The coaching staff was expecting to see a player grow from a promising first season with the club. They were expecting to see more offense from one of the Wild’s best two-way players and defensive specialists.
When Chouinard arrived in Minnesota in the fall of 2003, he was pegged as a defensive center. He was a guy who could win face-offs, could block the opponent’s passing lanes with his long reach, and could shadow opposing snipers.
Wild head coach Jacques Lemaire has never taken a player in and pigeonholed him into a purely “offensive” role, or a purely “defensive” role. As in Chouinard’s case, Lemaire gives him the opportunity to use his strengths and puts him in a position to succeed.
“When I came here, it was new ‘everything.’ New system, new coaches, new teammates, and a new city. We worked every day on positioning and I really learned a lot.”
Chouinard says he is now comfortable with what Lemaire wants out of him, and thankful for the opportunity to produce. He now feels he has the go-ahead to do even more than what was asked of him in three seasons with the Mighty Ducks of Anaheim.
“I’m definitely comfortable. I would never say that Anaheim had a bad system, but some systems suit different playersbetter than others,” he said. “Here, it’s all about body positioning and working at the right times. With Jacques’ system, I put my body in a position where I can cover as much ice as possible. But I have to read plays and anticipate. Jacques is all about that.”
Chouinard probably had the best 21-point season in NHL history in 2003-2004, considering the circumstances. In the middle of the season, he missed 32 games with a fractured jaw, followed by a viral infection. A month after his return that January, he sprained his thumb in a fight with Nashville’s Jordin Tootoo, forcing him to miss four games.
Chouinard rebounded from the injuries. His 21 points were a career high, and he finished the season with a four-game scoring streak that included three goals and three assists.
“I got hurt, but it was a great season, and I wanted to keep that going.”
It was tough to keep it going when there was not hockey to be played. So, when the NHL officially cancelled the 2004-2005 season, he made his first-ever trip to Europe to play with Frisk-Asker IF in Norway. It was in the heart of Scandinavia that Chouinard was counted on to be the go-to guy, harkening back to his days as a junior player in the Quebec Major Junior Hockey League.
In just 16 regular season games, he piled up nine goals and eight assists. In three playoff games, he netted five goals and two assists. It doesn’t matter what league you’re in, that’s offensive production.

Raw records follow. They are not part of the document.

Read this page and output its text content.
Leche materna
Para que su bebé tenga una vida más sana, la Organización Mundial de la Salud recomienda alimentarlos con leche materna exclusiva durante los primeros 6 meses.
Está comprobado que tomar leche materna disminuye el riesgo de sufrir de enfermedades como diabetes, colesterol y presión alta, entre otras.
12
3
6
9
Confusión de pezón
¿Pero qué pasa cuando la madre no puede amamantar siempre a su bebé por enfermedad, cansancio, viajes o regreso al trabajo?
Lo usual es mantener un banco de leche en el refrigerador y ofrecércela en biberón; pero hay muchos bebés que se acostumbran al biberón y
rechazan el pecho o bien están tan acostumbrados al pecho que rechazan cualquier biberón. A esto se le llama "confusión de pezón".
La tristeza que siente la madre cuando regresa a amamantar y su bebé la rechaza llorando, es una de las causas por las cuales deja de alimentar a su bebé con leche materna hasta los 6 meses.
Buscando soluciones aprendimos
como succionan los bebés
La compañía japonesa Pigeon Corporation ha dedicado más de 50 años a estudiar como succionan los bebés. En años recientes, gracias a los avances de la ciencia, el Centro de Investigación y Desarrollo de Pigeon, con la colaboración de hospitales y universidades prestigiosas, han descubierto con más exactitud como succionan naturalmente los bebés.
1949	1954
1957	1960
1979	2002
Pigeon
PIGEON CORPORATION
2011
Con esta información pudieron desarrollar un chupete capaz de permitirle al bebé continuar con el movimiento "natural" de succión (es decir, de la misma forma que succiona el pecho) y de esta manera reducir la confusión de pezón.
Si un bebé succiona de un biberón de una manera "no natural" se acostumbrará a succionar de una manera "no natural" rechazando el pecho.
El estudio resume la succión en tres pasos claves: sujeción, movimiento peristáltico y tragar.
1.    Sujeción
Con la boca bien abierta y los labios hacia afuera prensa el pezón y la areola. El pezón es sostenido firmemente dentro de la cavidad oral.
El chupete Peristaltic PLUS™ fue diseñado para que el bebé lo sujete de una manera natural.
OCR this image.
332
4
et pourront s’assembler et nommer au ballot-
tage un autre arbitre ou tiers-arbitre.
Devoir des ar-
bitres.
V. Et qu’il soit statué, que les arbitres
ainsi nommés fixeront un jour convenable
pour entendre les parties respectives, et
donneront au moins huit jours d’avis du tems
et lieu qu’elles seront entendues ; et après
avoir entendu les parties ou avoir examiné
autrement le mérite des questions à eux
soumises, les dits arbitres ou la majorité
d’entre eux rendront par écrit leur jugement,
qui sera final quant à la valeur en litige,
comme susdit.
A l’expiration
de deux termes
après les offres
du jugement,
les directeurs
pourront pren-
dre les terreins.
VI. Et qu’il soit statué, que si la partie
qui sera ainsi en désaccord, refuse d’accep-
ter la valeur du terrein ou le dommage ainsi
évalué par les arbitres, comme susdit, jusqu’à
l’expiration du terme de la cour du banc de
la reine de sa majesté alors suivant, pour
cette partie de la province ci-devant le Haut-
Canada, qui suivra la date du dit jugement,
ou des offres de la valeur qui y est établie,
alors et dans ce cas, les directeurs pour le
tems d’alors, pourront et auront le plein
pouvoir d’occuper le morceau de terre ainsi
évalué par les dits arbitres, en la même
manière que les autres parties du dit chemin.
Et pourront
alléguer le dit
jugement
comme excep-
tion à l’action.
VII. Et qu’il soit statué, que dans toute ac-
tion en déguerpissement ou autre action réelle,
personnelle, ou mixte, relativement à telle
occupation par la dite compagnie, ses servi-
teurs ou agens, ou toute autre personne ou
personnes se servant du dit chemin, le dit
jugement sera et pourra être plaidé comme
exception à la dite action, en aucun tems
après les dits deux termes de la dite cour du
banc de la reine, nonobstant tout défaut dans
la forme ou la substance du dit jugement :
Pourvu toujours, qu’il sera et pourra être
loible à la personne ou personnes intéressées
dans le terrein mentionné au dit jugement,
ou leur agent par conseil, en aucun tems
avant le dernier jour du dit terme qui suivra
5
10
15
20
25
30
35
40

“It’s a completely different situation for hockey, and for a way of life. I went over there aware that I would have to take everything with a grain of salt. You don’t get treated the same way and the attendance was definitely not the same. But there was some time when I could work on certain parts of my game. I got to see new parts of the world. And I got to play hockey. A year off would have been a long time for me.”
“In Norway, they expected me to play offensively,” explained Chouinard. “So I went back to the basics of how I used to play. I see myself now as a player who has the ability to create offensively, and I know that Jacques will give me enough rope, because he knows that I’ll pay attention to the defensive game as well.”
To recap: Chouinard came to camp in great shape, was confident with his offensive skills after tearing it up in Norway, and he’s been given the opportunity to learn and grow under Lemaire’s system. Are those the only reason for the suddenly gaudy statistics?
“It certainly helps to play with guys like Rolston, Dupuis, Daigle and Gaborik,” admitted Chouinard. “Those guys are so talented, and so fast. I know that if I take a few risks offensively, those guys are there to back me up.”Consider having those linemates as another opportunity that Chouinard is fully prepared to succeed with.